A conspiração levou 11 anos para chegar ao último capítulo. Tudo teria começado em 1971, quando Lennon realizou o concerto Free John Now Rally, pela libertação do poeta e ativista político americano John Sinclair, preso por porte de maconha. Até 1976, a vida do roqueiro foi vasculhada por espiões e grampos telefônicos, virando um dossiê de 300 páginas. O FBI e a CIA julgavam Lennon um radical perigosíssimo, pois tinha a capacidade invejável de se comunicar com milhões de jovens, aqueles que aprenderam a amá-lo como um dos Beatles. Qualquer idéia subversiva seria rapidamente aceita pela juventude. O governo americano precisava detê-lo a qualquer custo, pois estava em jogo a segurança do país. Segundo Bresler, a solução encontrada foi a mesma já destinada a Martin Luther King e outros líderes populares do país: o extermínio. Só que, em 1976, a linha-dura dos republicanos perdeu as eleições presidenciais para os democratas. Mais arejado, o novo presidente, Jimmy Carter, segurou o ímpeto assassino da polícia federal e do serviço secreto. Assim, Lennon conseguiu o green card e decidiu fazer um retiro profissional, sob a alegação de acompanhar o crescimento de Sean, seu segundo filho, o primeiro com Yoko Ono. Foram anos de paz, nos quais ele e a família puderam viver em segurança nos Estados Unidos.

Como se sabe, também foram os últimos anos de vida do músico. Em 1980, os republicanos venceram as eleições e logo reassumiriam o poder. Nos últimos meses de governo, Carter já não mandava em ninguém, muito menos no FBI e na CIA. Ao mesmo tempo, Lennon estava lançando um novo disco, Double Fantasy, que rapidamente estourou nas paradas de sucesso. Segundo Bresler, os conspiradores decidiram iniciar o novo mandato presidencial sem o temido extremista de esquerda. O agente de carreira William Casey, que administrara a campanha vitoriosa de Ronald Reagan e nos anos seguintes se tornaria um dos mais poderosos chefes da CIA, ganhou carta branca para matar Lennon antes do final de 1980. Segundo a teoria de Bresler, o assassino, Mark Chapman, já estava sendo preparado pelo programa de controle mental do serviço secreto americano (leia mais na página 68). Ele viajaria do Havaí para Nova York, procuraria a vítima e mataria Lennon a sangue frio, à frente de testemunhas que, posteriormente, pudessem identificá-lo como o criminoso.
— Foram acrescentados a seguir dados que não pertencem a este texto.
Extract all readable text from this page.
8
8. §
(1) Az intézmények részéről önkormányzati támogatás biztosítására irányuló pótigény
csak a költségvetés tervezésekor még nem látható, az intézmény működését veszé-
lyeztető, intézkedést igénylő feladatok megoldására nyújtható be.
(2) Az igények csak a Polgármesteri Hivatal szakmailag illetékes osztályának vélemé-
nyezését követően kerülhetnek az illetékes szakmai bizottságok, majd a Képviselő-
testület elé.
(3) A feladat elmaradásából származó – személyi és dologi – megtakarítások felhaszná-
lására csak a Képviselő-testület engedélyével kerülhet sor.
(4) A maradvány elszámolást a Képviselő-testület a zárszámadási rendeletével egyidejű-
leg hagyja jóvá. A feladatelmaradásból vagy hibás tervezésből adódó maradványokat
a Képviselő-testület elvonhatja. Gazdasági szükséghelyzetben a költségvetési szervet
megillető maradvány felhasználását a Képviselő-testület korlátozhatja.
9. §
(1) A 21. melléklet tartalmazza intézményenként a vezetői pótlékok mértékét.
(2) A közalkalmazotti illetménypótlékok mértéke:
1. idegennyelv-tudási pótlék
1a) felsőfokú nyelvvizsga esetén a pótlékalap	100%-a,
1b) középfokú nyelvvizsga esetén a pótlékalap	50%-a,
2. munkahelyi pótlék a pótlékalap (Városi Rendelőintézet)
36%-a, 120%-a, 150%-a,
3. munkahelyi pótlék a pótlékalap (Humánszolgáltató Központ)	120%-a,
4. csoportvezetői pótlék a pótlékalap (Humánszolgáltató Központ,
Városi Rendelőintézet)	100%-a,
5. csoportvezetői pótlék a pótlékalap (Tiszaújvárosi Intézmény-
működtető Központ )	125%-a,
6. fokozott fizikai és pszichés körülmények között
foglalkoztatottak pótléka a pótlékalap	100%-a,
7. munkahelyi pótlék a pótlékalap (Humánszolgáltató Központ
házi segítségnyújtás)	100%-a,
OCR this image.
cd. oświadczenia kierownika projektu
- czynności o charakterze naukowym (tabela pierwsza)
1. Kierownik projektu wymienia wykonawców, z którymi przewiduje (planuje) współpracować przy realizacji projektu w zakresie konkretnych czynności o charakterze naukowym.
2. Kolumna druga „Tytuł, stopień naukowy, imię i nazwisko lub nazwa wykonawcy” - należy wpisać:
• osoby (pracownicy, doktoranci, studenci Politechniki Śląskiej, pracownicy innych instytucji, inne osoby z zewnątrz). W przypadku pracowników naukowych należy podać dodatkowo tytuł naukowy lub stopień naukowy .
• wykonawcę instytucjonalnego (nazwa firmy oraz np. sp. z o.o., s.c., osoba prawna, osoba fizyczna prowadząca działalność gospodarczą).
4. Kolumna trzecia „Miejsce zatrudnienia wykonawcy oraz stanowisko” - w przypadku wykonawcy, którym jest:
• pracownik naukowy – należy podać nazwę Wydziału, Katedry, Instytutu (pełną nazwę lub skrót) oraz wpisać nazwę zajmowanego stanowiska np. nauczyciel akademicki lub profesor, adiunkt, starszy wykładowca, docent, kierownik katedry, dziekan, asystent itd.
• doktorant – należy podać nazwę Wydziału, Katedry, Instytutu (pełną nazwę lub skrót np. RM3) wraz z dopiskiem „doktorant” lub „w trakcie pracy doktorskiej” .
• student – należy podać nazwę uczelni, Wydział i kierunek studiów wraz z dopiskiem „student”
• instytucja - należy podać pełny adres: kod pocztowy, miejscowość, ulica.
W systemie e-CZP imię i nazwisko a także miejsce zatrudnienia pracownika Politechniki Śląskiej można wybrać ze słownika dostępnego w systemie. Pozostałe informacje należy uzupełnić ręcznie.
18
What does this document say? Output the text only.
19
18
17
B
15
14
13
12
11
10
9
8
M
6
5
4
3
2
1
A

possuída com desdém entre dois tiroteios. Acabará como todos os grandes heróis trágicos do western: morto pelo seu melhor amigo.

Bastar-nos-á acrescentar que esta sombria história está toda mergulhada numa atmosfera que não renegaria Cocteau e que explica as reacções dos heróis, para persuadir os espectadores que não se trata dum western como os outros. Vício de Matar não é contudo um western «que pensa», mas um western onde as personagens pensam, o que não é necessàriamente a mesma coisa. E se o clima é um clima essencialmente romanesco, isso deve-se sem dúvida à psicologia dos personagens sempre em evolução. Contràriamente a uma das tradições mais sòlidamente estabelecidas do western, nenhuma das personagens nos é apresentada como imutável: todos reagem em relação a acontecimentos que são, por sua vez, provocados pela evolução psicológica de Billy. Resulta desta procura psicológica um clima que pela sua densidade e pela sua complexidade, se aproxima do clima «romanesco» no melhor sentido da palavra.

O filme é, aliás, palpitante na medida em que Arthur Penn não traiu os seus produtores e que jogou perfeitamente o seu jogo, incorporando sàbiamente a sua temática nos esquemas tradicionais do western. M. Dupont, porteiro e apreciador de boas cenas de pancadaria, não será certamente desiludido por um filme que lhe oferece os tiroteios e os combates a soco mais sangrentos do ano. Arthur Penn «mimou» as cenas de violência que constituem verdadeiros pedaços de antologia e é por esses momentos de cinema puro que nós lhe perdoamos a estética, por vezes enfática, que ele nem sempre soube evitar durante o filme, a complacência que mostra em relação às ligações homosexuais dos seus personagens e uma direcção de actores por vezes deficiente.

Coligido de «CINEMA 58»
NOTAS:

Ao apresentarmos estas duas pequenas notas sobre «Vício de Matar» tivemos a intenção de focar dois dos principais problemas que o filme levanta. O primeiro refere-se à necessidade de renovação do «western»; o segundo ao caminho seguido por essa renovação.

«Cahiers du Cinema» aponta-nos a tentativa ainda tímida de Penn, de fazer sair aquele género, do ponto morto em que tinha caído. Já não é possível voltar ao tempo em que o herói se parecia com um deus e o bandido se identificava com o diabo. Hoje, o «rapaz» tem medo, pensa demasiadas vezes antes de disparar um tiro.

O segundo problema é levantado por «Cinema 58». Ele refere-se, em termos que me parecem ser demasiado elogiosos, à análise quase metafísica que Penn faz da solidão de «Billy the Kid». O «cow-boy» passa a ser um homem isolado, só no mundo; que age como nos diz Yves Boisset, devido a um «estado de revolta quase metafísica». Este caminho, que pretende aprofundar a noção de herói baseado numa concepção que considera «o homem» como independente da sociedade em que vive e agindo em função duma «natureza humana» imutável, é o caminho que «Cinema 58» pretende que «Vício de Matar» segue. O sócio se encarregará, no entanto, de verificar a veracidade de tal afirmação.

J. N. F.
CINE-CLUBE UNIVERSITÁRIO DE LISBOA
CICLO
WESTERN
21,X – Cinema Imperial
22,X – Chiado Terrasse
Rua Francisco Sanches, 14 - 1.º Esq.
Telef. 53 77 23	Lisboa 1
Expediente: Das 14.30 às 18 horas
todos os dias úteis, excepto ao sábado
Essas testemunhas – isso é fato – foram a viúva Yoko Ono e o porteiro do edifício Dakota, Jose Perdomo.

Ninguém contesta que Chapman atirou no ex-beatle. Mas as contradições, segundo Bresler, provam que ele não arquitetou o assassinato. A Justiça condenou Chapman sob a alegação de que ele buscava os seus 15 minutos de fama nos Estados Unidos. Certo, matar uma celebridade colocaria qualquer um nas capas dos principais jornais e revistas do país. No entanto, o detetive Arthur O’Connor, a primeira pessoa a conversar reservadamente com o assassino, disse que a acusação não fazia sentido, pois Chapman sempre evitou a imprensa. Por que alguém em busca da fama se negaria a dar entrevistas? Meses após o ataque, ele anunciou que matara Lennon para promover a leitura do livro O Apanhador no Campo de Centeio, de J. D. Salinger. O estranho é que, antes disso, nunca tinha falado com amigos sobre a obra do escritor americano. Já preso, declarou à BBC: “Ele (Lennon) passou por mim e então ouvi na minha cabeça, ‘faça, faça, faça’. Não me lembro de mirar. Apenas puxei o gatilho com força, cinco vezes”. Afinal, que vozes eram essas? Chapman não tinha passado de maluco. Ao contrário, levava uma vida social normal e era considerado um excelente monitor em acampamentos de garotos. A explicação: alguém só poderia estar controlando a mente de Chapman.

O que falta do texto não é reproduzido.